The people that Washington most admires and models himself after are those he labels selfless. Washington defines this as the willingness to work on the behalf of others. For Washington, this is not only about duty or labor, but also about the willingness to do one’s best for the benefit of the collective good. Washington believes that racial prejudice can be overcome if black people make themselves indispensable to their communities and their nation. The brick-making episode provides an example. Although the brick-making enterprise at Tuskegee failed three times before successfully producing bricks, the venture eventually proved successful–and even resulted in the boon of the school being able to sell its bricks on the open market. Washington describes how whites who were unsympathetic or apathetic to the education of Black students and the overall project of the Tuskegee school were willing to purchase Tuskegee bricks due to their quality and convenience. Washington suggests that if the Black race can find their niche in society by fulfilling a need, then they can co-exist peacefully and productively with whites.

Impracticality of Political Agitation

Throughout Up From Slavery, Washington defends his ideas about racial advancement and uplift by subtly undermining the proposals of his critics.
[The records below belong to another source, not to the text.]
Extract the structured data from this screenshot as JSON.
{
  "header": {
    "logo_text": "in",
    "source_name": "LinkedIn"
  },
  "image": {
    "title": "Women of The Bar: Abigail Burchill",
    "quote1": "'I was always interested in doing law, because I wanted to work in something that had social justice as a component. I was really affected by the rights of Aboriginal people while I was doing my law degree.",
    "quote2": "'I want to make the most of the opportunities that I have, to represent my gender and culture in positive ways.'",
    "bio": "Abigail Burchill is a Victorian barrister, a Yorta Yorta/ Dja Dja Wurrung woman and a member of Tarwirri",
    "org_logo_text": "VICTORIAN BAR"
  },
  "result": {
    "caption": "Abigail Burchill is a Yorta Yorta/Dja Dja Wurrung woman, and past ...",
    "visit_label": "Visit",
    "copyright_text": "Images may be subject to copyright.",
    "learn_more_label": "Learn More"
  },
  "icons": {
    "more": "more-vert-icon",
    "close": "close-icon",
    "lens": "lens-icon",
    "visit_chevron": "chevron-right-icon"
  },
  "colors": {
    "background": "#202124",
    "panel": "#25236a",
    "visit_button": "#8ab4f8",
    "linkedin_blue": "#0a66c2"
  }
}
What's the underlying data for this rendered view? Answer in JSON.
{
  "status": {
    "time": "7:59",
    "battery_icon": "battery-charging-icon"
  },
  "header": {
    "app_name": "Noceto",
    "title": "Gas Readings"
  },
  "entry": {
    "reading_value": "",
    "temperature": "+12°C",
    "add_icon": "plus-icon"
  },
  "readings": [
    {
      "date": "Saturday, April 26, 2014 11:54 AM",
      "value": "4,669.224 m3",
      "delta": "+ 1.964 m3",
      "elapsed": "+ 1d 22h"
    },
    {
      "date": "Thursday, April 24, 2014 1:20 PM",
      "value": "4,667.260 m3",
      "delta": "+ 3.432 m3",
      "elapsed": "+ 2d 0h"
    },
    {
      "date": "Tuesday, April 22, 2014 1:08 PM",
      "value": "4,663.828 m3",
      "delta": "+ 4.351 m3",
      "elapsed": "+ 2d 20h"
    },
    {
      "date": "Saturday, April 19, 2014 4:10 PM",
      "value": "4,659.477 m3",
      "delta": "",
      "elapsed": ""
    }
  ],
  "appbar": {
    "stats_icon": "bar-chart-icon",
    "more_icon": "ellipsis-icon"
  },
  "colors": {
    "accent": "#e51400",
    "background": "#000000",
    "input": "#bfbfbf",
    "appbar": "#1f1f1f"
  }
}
Though Washington does not explicitly state his objection to the strategies of specific thinkers like W.E.B. Dubois or even his predecessor, Frederick Douglass, he nevertheless highlights the wastefulness of political agitation for equal rights at every chance he gets. To do this, Washington shows that political agitation results in worse relations and outcomes than those that existed before. For example, when he goes home to Malden after his second year at the Hampton Institute, Washington finds that both the salt-furnace and the coal-mine are not in operation due to worker’s strikes. In Chapter 4, Washington describes how strikers usually spent all their savings during the strikes and returned to work in debt, but at the same wages. He raises the impracticality of political agitation again after his controversial Atlanta Exposition speech (later dubbed the “Atlanta compromise” speech). After the success of his speech, he hypothetically asks if a Black man would have been invited to give a speech had people agitated to put a Black person on the program. He answers in the negative, saying that such opportunities can only arise through merit (as defined by Washington).